Viveu um mês com o cadáver da mãe. "Foi uma criancice"

A casa onde Pedro Cabrita vivia com a mãe

Em Almargem do Bispo, Sintra, filho diz que não contou a ninguém da morte da mãe porque não tinha posses para cumprir o último desejo dela

Na passada segunda-feira, foi encontrado numa casa em Almargem do Bispo, concelho de Sintra, Lisboa, o cadáver de Maria João, de 73 anos. O filho, Pedro Cabrita, de 44, não contou a ninguém e viveu um mês com o corpo da mãe dentro de casa.

Ao DN, Pedro diz que o que aconteceu foi "uma criancice", e que apenas escondeu o facto de mãe estar morta porque esta "queria ser cremada".

"A minha mãe queria ser cremada e a única maneira era eu esperar para não a sepultarem, porque eu não tenho posses, não tenho nada. A minha mãe não deixou nada escrito, foi comigo que falou. Sem saber o que fazer, fui mantendo as coisas escondidas, durante um tempo", começou por afirmar.

Desempregado, sem qualquer rendimento, rapidamente surgiram rumores de que o teria feito para ficar com a reforma da idosa, o que nega. Durante o "desaparecimento" da mãe, dizia às pessoas que ela estava a dormir, diz um vizinho. Maria João tinha chegado do hospital há pouco tempo e terá morrido vítima de doença. A GNR de Pêro Pinheiro não presta, nesta altura, quaisquer declarações sobre o caso.

"Quem faria algo deste género por 400 e tal euros? Aliás, depois de paga a renda, são 200 e tal. Eu não quis o rendimento de inserção porque queria trabalhar para ter o meu dinheiro, estava farto de estar sempre a viver à custa da minha mãe", disse Pedro. "Não é fácil viver à custa de alguém", acrescentou.

Segundo um vizinho, o corpo de Maria João só foi descoberto quando o filho desmaiou à porta de casa na segunda-feira. A proprietária do apartamento quis ajudar e perguntou-lhe pela mãe. Pedro alega que deixou a senhoria entrar em casa porque, se não deixasse, "aí sim, estaria a esconder alguma coisa". Foi então que o corpo foi descoberto, para choque da proprietária, que o encontrou.

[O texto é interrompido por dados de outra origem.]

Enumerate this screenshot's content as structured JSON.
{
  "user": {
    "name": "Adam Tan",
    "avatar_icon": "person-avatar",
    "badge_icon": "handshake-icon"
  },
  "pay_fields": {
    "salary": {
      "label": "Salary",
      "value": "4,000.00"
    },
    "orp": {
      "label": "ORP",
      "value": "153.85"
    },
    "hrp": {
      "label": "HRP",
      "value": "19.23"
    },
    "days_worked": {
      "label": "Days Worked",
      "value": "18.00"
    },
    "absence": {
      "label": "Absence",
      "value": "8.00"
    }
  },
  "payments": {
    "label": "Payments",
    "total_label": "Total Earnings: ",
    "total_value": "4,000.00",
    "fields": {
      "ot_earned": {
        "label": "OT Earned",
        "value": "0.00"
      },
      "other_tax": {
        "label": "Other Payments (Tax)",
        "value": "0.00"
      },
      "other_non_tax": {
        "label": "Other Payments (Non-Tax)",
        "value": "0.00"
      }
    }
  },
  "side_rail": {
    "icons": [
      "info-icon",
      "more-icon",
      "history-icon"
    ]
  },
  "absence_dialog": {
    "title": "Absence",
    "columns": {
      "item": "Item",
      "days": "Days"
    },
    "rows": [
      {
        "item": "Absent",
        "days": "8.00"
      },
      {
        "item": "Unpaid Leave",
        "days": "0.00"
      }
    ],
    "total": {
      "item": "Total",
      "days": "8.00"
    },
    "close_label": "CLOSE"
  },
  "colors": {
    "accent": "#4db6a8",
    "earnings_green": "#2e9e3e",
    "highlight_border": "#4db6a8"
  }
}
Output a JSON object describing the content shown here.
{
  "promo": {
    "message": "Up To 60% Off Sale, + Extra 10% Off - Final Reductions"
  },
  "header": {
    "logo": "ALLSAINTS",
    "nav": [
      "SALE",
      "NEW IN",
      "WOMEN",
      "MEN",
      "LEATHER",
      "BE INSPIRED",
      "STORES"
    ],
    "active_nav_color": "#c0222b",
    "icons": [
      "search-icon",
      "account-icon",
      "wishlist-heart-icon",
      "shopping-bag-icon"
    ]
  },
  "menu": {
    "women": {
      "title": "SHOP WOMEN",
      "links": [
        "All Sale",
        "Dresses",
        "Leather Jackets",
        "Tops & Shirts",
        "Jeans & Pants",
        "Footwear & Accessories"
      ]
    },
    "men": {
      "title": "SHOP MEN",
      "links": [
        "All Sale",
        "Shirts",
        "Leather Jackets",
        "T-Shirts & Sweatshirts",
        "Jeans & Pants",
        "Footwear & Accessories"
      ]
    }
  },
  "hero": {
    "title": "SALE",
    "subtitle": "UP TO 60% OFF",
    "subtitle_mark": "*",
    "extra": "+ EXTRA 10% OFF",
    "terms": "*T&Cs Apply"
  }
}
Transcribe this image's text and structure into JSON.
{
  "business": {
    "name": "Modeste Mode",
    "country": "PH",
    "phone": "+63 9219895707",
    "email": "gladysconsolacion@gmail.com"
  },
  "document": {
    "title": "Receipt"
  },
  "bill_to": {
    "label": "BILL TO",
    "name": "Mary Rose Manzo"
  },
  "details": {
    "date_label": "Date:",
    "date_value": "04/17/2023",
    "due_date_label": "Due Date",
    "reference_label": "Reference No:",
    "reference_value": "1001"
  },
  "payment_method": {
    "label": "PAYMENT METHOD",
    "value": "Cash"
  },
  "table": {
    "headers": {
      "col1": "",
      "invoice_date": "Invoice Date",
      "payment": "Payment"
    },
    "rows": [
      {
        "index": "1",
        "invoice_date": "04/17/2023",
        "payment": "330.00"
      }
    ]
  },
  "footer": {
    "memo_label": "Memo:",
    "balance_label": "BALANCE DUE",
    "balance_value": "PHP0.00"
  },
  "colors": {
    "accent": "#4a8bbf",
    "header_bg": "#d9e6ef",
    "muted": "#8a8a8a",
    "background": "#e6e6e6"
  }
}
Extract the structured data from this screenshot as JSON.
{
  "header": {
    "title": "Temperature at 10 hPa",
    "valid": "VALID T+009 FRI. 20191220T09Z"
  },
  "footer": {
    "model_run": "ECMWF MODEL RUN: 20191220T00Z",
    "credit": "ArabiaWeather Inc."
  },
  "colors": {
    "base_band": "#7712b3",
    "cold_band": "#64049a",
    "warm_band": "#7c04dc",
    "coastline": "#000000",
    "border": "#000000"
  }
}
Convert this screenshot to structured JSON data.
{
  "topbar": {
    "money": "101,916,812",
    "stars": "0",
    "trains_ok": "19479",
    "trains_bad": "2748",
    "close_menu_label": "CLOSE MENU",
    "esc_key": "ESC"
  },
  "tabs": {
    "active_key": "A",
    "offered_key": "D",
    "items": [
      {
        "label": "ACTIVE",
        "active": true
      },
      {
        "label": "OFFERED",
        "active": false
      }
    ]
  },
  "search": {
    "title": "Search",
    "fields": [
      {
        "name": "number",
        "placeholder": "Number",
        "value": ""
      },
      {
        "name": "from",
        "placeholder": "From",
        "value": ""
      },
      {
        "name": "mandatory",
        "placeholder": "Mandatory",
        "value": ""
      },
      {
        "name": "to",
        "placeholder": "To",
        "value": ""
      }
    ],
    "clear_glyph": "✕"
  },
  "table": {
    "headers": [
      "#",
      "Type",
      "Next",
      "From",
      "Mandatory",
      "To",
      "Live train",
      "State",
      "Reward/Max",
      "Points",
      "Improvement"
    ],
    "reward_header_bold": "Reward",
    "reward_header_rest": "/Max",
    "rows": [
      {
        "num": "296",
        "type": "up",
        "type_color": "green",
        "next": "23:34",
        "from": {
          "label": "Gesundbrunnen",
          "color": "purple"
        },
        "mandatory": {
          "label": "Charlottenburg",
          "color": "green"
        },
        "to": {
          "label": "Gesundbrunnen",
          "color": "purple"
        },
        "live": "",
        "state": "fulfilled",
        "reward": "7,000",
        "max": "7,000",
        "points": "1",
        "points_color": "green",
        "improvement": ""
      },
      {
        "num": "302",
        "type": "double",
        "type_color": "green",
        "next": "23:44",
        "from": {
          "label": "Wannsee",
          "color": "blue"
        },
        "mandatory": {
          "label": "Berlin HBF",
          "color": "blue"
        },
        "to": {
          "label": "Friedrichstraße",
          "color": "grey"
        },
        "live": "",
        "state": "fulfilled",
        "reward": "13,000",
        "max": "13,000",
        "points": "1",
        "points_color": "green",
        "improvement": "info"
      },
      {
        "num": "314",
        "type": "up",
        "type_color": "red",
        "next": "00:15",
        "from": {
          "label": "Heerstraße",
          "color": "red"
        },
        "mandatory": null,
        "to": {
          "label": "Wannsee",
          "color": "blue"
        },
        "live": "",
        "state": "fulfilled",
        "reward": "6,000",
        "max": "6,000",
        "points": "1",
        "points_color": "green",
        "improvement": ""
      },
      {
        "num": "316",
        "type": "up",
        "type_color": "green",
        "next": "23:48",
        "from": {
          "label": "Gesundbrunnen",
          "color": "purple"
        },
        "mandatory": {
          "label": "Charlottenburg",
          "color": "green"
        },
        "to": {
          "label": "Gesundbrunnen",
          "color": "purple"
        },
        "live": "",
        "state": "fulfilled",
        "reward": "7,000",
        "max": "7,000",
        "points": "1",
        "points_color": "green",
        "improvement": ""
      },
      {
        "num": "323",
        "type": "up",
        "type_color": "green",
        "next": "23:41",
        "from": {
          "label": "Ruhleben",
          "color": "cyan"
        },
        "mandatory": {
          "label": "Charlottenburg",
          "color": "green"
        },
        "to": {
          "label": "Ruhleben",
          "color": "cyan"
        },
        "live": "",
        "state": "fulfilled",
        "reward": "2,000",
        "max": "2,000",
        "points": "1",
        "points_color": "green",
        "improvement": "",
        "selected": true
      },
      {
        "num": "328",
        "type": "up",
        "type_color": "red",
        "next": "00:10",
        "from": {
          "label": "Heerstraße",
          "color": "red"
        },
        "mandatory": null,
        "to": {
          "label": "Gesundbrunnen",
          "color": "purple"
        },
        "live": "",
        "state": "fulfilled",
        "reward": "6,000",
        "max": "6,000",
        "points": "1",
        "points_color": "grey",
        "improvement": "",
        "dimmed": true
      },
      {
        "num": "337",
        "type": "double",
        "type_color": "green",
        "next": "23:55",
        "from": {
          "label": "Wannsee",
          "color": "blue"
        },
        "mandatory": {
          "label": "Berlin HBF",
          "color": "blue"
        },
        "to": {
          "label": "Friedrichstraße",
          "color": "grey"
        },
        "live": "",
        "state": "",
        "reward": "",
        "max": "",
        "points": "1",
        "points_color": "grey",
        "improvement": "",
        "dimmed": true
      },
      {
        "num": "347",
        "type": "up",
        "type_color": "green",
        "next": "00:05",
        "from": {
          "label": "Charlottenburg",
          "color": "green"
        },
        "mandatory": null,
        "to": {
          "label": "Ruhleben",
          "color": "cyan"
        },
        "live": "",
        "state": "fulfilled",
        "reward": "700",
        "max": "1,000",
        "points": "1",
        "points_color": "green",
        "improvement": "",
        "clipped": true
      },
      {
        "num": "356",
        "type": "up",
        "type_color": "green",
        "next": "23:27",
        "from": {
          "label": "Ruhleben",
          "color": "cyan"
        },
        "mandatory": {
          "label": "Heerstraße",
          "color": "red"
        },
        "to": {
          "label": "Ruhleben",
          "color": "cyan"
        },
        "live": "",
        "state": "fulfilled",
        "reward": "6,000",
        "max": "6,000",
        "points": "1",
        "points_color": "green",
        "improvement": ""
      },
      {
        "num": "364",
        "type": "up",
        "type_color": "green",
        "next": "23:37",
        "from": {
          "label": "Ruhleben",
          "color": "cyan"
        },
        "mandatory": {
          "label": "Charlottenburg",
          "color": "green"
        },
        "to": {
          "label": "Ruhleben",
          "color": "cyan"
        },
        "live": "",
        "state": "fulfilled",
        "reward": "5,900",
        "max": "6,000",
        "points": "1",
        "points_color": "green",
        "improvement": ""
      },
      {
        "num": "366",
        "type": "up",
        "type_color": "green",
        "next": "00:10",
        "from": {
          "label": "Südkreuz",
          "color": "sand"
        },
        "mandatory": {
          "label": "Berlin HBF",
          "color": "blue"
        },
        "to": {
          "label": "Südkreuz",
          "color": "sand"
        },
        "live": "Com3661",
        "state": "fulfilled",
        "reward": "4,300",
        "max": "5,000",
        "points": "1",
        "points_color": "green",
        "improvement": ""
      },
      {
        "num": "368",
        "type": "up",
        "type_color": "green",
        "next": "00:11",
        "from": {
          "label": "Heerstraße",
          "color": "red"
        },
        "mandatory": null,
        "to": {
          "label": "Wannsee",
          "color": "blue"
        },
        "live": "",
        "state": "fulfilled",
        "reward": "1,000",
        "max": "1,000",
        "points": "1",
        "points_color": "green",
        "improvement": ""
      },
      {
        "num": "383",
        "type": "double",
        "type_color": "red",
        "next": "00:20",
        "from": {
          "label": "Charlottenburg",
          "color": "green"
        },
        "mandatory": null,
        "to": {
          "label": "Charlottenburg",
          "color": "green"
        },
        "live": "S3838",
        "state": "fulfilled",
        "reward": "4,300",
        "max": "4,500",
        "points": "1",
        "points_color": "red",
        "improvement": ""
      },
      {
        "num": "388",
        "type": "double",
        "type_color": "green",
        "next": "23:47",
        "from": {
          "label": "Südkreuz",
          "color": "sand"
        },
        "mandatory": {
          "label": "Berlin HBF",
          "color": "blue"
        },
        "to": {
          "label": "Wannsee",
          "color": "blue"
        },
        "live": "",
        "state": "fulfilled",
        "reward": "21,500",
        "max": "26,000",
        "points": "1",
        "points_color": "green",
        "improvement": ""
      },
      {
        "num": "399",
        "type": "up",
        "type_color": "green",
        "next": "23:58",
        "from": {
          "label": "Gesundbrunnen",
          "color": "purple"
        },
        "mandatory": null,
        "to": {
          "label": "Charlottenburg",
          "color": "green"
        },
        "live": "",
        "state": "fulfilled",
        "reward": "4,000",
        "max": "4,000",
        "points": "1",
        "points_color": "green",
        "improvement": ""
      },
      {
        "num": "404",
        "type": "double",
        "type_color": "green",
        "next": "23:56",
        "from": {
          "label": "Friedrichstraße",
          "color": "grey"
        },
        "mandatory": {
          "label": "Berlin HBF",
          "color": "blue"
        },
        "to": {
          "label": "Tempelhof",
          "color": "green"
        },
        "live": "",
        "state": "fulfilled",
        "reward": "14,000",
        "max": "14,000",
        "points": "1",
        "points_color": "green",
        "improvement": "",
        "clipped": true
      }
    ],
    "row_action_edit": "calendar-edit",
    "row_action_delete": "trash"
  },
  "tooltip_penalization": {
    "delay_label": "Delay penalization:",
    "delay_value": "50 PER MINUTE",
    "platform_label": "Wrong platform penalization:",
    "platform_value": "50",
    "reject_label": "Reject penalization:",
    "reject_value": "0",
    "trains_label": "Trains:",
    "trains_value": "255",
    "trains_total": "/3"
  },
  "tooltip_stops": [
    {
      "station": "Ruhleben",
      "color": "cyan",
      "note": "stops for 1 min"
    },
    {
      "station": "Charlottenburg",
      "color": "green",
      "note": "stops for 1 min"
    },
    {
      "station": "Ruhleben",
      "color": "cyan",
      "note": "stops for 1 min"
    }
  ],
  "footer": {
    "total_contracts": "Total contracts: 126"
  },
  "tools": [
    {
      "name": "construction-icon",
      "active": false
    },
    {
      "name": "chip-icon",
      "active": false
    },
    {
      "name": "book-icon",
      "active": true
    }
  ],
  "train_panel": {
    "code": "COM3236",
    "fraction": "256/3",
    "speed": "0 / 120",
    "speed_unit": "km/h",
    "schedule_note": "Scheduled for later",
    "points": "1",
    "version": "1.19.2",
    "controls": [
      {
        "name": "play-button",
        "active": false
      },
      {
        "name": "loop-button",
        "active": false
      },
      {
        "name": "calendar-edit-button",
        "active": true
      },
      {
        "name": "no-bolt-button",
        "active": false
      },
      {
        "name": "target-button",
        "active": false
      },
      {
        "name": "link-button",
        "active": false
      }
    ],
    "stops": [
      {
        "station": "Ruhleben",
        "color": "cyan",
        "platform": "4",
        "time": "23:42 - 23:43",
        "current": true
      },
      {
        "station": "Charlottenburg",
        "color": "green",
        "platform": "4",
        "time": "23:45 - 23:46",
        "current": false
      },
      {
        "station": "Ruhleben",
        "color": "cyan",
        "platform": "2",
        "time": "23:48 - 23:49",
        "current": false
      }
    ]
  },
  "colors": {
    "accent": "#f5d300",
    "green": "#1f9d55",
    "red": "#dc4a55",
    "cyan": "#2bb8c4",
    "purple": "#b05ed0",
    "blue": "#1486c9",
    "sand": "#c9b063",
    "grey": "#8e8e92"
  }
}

A vizinhança garante que Pedro Cabrita sofre de problema psiquiátricos e o próprio confirma: "Tentei o suicídio por duas vezes". Mas negou os rumores que diziam estar medicado e ser ou ter sido toxicodependente. Aponta ainda alguma responsabilidade aos vizinhos que, ao não saberem nada de Maria João, não perguntavam, o que contraria alguns relatos. Garante também que lavava sempre a casa para evitar odores, o que também contradiz relatos de mau cheiro vindo da habitação.

Em relação ao comportamento perante as autoridades e o que lhe poderá acontecer, Pedro não mostra muita preocupação. "Aquilo que for mais fácil. Digam-me. Se tiver de ser, sou maluco. Prendam-me, façam o que quiserem", afirmou. "Eu disse às autoridades: 'perguntem-me que eu respondo, é mais simples'".

"Não tenho nada a esconder agora. Já escondi um corpo", acrescentou.

A "única coisa" de que quer tratar é do corpo da mãe, que ver ser cremado, visto que era essa a "sua vontade".

Com uma irmã, que ainda não o visitou, dois filhos, e o resto da família na Venezuela, Pedro diz que as coisas aconteceram "ao contrário, porque foi preciso sair à rua para as pessoas desconfiarem". "Ele é desempregado, está em casa, é normal. Era isto que pensavam as pessoas", disse também.

"Não tive pai. Não tive educação como adulto e não a procurei. Sempre fui mais criança e as crianças escondem as coisas. Foi o que eu fiz", conclui.

Diz não ter receio do que lhe possa acontecer. "Só estou preocupado com o que possam fazer ao corpo da minha mãe".